Australia opens its first carbon refinery to produce new products using captured CO2

June 18, 2026

Australia's first Carbon Refinery opened in New South Wales. It captures carbon dioxide from explosives giant Orica’s ammonia making operations on Kooragang Island and turns it into products such as glass, concrete, paper, and paper.

MCI Carbon developed the Myrtle Carbon Capture Utilisation and storage technology 15 years ago and the demonstration plant could potentially capture?2,500 tons of CO2 per year.

MCI Carbon's?technology is based on what's known as mineral carbonation. "This is Earth's natural?process of taking CO2 from the atmosphere and turning it into rock," said?CEO Marcus Dawe at the?event on Wednesday.

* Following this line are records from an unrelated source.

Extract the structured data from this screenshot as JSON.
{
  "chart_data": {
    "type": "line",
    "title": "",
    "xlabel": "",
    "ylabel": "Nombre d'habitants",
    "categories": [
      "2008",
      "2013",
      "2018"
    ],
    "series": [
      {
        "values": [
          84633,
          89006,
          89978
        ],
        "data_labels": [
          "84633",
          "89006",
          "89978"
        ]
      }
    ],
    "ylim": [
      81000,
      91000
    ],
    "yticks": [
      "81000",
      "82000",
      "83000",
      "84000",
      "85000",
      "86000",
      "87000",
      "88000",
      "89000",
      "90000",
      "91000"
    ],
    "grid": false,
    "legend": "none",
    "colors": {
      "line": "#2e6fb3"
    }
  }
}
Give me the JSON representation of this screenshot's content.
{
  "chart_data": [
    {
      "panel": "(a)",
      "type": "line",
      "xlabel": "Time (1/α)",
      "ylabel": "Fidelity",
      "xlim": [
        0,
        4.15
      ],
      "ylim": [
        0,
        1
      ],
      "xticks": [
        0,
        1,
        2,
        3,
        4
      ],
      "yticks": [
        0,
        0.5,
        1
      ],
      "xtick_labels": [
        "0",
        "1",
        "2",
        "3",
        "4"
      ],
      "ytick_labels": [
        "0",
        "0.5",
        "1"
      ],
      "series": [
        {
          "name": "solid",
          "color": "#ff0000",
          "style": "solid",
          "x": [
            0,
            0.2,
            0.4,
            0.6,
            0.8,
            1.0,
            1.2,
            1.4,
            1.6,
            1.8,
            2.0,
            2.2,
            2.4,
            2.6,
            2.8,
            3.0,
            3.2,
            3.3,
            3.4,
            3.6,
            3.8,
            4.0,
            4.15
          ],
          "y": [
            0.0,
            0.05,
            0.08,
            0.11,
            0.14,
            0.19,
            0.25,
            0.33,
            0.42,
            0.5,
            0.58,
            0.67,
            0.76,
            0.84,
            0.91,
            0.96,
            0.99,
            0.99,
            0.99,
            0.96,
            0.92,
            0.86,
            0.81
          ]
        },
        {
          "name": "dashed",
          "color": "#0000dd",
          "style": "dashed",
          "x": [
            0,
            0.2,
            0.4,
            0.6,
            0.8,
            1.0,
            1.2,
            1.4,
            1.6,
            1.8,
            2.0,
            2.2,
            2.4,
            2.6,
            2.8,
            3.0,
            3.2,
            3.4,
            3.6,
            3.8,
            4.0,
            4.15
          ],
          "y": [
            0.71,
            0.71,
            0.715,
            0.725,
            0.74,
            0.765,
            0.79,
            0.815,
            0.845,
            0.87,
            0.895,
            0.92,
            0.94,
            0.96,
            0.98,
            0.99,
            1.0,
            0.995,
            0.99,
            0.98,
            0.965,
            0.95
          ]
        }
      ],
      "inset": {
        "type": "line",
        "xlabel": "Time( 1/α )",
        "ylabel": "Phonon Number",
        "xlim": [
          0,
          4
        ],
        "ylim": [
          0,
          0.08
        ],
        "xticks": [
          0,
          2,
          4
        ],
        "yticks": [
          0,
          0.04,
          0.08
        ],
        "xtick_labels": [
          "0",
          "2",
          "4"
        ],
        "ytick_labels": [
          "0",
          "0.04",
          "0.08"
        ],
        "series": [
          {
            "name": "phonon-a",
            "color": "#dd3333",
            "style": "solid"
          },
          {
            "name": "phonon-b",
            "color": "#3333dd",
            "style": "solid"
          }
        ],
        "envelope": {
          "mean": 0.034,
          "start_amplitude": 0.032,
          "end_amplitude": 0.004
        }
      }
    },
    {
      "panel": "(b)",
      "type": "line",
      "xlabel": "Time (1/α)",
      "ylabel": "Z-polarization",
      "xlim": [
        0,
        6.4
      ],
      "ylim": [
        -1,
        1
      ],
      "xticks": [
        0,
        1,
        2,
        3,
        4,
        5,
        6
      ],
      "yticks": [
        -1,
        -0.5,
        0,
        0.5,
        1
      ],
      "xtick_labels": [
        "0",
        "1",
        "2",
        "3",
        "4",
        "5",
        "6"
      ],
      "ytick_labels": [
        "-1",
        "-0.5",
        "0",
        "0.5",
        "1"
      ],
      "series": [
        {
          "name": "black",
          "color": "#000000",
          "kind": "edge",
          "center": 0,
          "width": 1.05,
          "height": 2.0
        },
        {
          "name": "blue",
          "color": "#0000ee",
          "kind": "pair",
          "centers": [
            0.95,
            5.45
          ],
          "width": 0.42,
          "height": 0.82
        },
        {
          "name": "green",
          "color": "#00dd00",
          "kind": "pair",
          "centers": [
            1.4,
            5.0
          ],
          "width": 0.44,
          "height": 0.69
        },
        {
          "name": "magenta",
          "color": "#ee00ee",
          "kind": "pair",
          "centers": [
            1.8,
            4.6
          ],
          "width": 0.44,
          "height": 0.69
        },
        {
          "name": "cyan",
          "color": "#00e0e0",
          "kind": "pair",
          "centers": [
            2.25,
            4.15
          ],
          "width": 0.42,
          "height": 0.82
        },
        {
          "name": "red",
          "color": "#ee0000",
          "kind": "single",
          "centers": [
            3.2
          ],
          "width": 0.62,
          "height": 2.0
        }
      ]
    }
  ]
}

Chris Bowen, Australia’s Minister for Energy and Climate Change, as well as the Ambassadors of Japan, and Austria, attended the opening function.

Australia emits around 400 million tonnes of CO2 per year. Bowen revised its emissions reduction targets last year from 52% to 62% by 2035.

Carbon capture and storage (CCUS) is a technology that produces a product with 'carbon embodied'.

Bowen stated that "this will help (emitters), decarbonise while also making profit."

MCI is also?working on plans for an?factory scale carbon refinery to capture 50,000 tons of CO2 per year. Its technology is one of many?mineral-carbonation technologies that are being developed.

One example, by Arca in Canada, uses 'tailings,' or mining waste, to permanently trap carbon. Helen Clark, Kirby Donovan and Kirsten Clark contributed to this report.